The sanctions, which will be discussed by foreign ministers at a meeting later this month, would be a response to the Belarusian December election which was riddled with violence and irregularities.

Human rights organisations concerned about Mr Karimov’s trip slammed the EU for agreeing to host one of the world’s “most horrific dictators.”

Mr Karimov, a former Soviet communist party boss has ruled Uzbekistan with an iron hand for two decades, jailing and reportedly torturing his opponents.

“Uzbekistan is a serial embarrassment to the EU,” said Andrew Stroehlein, communications director at the International Crisis Group. “Imagine the outcry if Robert Mugabe or Kim Jong-il visited Brussels.”

Jacqueline Hale, political analyst at the Open Society Institute, said the Uzbek president’s visit to Brussels marked “a new and worrying phase in the rehabilitation of Karimov after Andizhan. The EU looks weak and it is not clear what it gets out of the meeting,” she said.

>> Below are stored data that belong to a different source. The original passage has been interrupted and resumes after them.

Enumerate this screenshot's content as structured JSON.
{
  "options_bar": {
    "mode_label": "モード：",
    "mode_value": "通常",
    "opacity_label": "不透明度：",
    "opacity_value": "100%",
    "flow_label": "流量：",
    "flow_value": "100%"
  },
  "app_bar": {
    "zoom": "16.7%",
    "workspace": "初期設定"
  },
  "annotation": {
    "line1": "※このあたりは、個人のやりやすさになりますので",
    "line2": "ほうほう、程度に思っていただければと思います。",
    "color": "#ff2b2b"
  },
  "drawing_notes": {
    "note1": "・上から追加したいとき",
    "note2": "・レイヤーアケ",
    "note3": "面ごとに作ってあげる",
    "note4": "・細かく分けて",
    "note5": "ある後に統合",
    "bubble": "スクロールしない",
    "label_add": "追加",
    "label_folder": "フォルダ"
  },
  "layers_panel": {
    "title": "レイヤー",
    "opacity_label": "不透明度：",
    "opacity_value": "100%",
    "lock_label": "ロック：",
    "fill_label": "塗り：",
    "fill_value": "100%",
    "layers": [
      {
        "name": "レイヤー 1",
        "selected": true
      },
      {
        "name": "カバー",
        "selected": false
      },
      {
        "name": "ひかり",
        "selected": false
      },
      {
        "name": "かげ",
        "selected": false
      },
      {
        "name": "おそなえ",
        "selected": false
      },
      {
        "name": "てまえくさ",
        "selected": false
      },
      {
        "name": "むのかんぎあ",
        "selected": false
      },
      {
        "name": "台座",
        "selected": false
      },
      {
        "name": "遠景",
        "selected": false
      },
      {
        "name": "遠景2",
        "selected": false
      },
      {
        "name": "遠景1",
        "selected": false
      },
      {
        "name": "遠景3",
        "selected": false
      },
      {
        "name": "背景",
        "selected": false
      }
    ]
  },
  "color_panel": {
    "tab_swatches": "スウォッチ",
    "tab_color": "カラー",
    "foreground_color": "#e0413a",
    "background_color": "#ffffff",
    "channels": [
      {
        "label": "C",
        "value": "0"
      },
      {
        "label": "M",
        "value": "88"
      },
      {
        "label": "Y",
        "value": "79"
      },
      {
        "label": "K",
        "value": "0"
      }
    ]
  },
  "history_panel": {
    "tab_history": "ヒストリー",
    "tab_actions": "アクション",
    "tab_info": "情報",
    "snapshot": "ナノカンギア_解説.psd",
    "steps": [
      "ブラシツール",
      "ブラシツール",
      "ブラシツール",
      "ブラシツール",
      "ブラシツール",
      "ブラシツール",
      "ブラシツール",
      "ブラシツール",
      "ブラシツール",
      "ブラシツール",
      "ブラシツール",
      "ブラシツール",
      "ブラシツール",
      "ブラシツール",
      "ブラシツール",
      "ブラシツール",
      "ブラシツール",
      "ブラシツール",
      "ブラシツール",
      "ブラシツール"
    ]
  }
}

The EU, which is seeking to build closer ties with energy-rich central Asian nations, rejected criticism that it was turning a blind eye to human rights abuses in Uzbekistan. “We believe that a robust dialogue to press for improvements in human rights is a better approach than not talking to each other,” a spokesman for Mr Barroso said on Tuesday.

Uzbekistan has gained geostrategic importance since agreeing in 2009 to allow Nato convoys to use its territory as a bridgehead for non-lethal goods bound for Afghanistan, reducing the military alliance’s dependence on routes through Pakistan that are frequently attacked by rebels.

Political experts said Mr Karimov had skilfully manipulated western opinion since last June when he allowed ethnic Uzbeks fleeing racial violence in south Kyrgyzstan to take refuge in Uzbekistan preventing the conflict from escalating.

Several non-government organisations planned to hold rallies to protest against Uzbek human rights abuses in Brussels during Mr Karimov’s visit, but were refused permission by Belgian police.

“It appears that there is an official effort to down play Karimov’s visit,” said Michael Laubsch, executive director of the Eurasian Transition Group.